- Teaser poster
- Traditional Chinese: 怒火漫延
- Simplified Chinese: 怒火漫延
- Literal meaning: Raging Fire Spreads
- Hanyu Pinyin: Nù Huǒ Màn Yán
- Jyutping: Nou6 Fo2 Maan6 Jin4
- Directed by: Derek Kwok
- Written by: Derek Kwok Ryan Ling Ho Siu-hong
- Produced by: Andy Lau Jason Siu
- Starring: Andy Lau Nicholas Tse
- Cinematography: Jason Kwan
- Production companies: Emperor Film Production The Generation Essentials Group
- Distributed by: Emperor Motion Pictures
- Country: Hong Kong
- Language: Cantonese

= Raging Havoc =

Upcoming Hong Kong film by Derek Kwok

Raging Havoc, formerly known as The Unleashed Blaze, is an upcoming Hong Kong action film written and directed by Derek Kwok, produced by and starring Andy Lau. The film is a spiritual successor to the 2021 film Raging Fire, and stars Nicholas Tse returning in a different role while also serving as the film's action director.
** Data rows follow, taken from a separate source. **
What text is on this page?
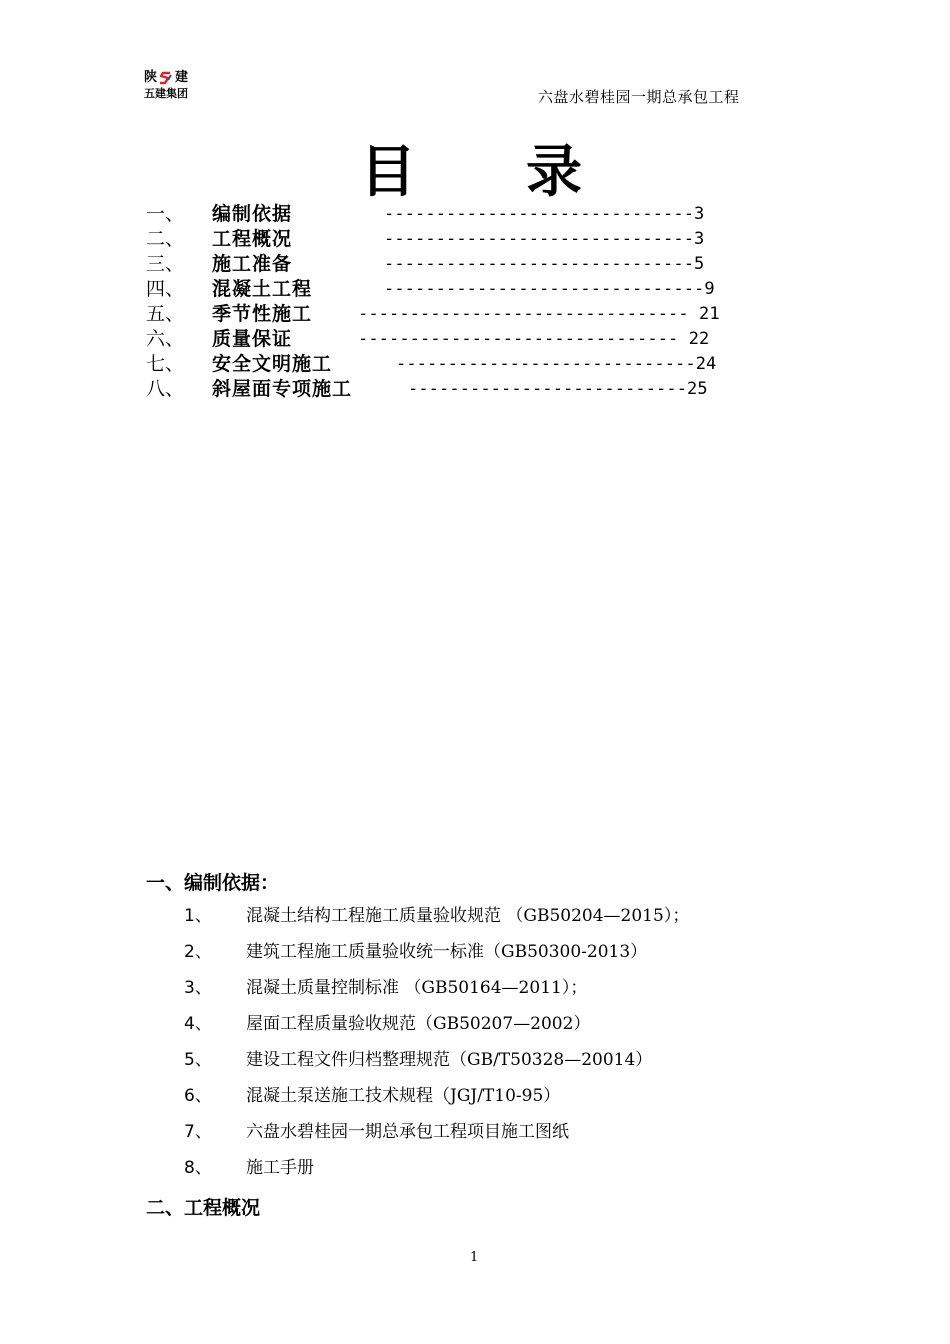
陕 建
五建集团	六盘水碧桂园一期总承包工程
目 录
一、 编制依据	------------------------------3
二、 工程概况	------------------------------3
三、 施工准备	------------------------------5
四、 混凝土工程	-------------------------------9
五、 季节性施工	-------------------------------- 21
六、 质量保证	------------------------------- 22
七、 安全文明施工	-----------------------------24
八、 斜屋面专项施工	---------------------------25
一、编制依据：
1、 混凝土结构工程施工质量验收规范 （GB50204—2015）；
2、 建筑工程施工质量验收统一标准（GB50300-2013）
3、 混凝土质量控制标准 （GB50164—2011）；
4、 屋面工程质量验收规范（GB50207—2002）
5、 建设工程文件归档整理规范（GB/T50328—20014）
6、 混凝土泵送施工技术规程（JGJ/T10-95）
7、 六盘水碧桂园一期总承包工程项目施工图纸
8、 施工手册
二、工程概况
1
The film was first announced on 14 March 2023. Production for Raging Havoc officially began in October 2023.

==Plot==
As the reputation of the Hong Kong Police Force has reached its peak, Chief Commander Fong Wing-chau (Andy Lau) of the Operations Department is about to face a double crisis both in the workforce and in life. It turns out the mastermind behind this crisis is his younger brother, Chow (Nicholas Tse). After encountering Chow again, Fong discovers that his brother has become a ruthless criminal who is determined to bring Hong Kong down into a major crisis. Fong is persistent in his duties and refuses to bow down to crime, and fate has forced the two brothers head-to-head on opposite sides of the law. As the two engage in numerous battles and confrontations, many memories were brought which ignited burning rage and anger to both of them. Unbeknownst to them, everything is actually in the control of a dark, mysterious mastermind behind the scenes.

==Cast==
- Andy Lau as Fong Wing-chau (方榮宙), chief commander of the Operations Department of the Hong Kong Police Force
- Nicholas Tse as Chow (阿秋), Fong's younger brother who is a notoriously ruthless criminal
- Michael Hui (special appearance)
- Ci Sha as Chow's underling
- Carlos Chan as Fong's superior officer
- Ray Lui
- Power Chan
- Kenny Wong
- Sammy Sum
- Mo Tse as Kan Sai-kit (靳世傑), a police officer
- Jeana Ho as a police officer
- Angus Yeung
- Tony Wu as a police officer
- Henry Fong
- German Cheung
- Chaney Lin
- Bruce Tong
- Andrew Pong
- Kevin Tong

==Production==
The project was first announced on 14 March 2023 at the Hong Kong International Film & TV Market (FILMART) to be a spiritual successor to the 2021 film Raging Fire, the final film directed by Benny Chan, with Derek Kwok directing, Andy Lau producing and starring alongside Nicholas Tse, as part of Emperor Motion Pictures' upcoming film slate. Principal photography for Raging Havoc began in October of the same year. On 17 October 2023, the film held its production commencement ceremony at the Kai Tak Cruise Terminal which was attended by Emperor Group chairman Albert Yeung, director Kwok, Lau, Tse and other cast members including Michael Hui, Ci Sha, Carlos Chan, Ray Lui, Power Chan, Kenny Wong, Sammy Sum, Mo Tse, Jeana Ho, Angus Yeung, Tony Wu, Henry Fong, German Cheung, Chaney Lin, Bruce Tong, Andrew Pong and Kevin Tong. At the event Lau and Tse, the latter also serving as the film's action director, states the film has begun shooting for four days of the opening action scene involves Lau in fighting sequences. Tse also stated that Lau was the one who came up the film's Chinese title (怒火漫延 (Raging Fire Spreads)) as a tribute to Benny Chan and continue on Chan's spirit of action, and Lau revealed that he had the idea when Raging Fire was released back 2021 and he wanted to continue Chan's style of filmmaking because he had starred in Chan's 1990 film A Moment of Romance; at the same time, he had also thought about collaborating with Tse again for a long time, so he gave a call to Albert Yeung. Lau and Tse will reportedly portray siblings who have a complicated relationship and are on the opposite sides of the law.

On 23 October 2023, filming of a major shootout scene took place at Statue Square where Tse's character wields a minigun and fires it at prop police cruisers. After Tse's shot were completed, Ci Sha's shots were being filmed where his character also shot at the police vehicles and ending with a big explosion. The entire filming of the scene took up to four hours to complete. Ho and Wu, who portray police officers, were also present for the shoot.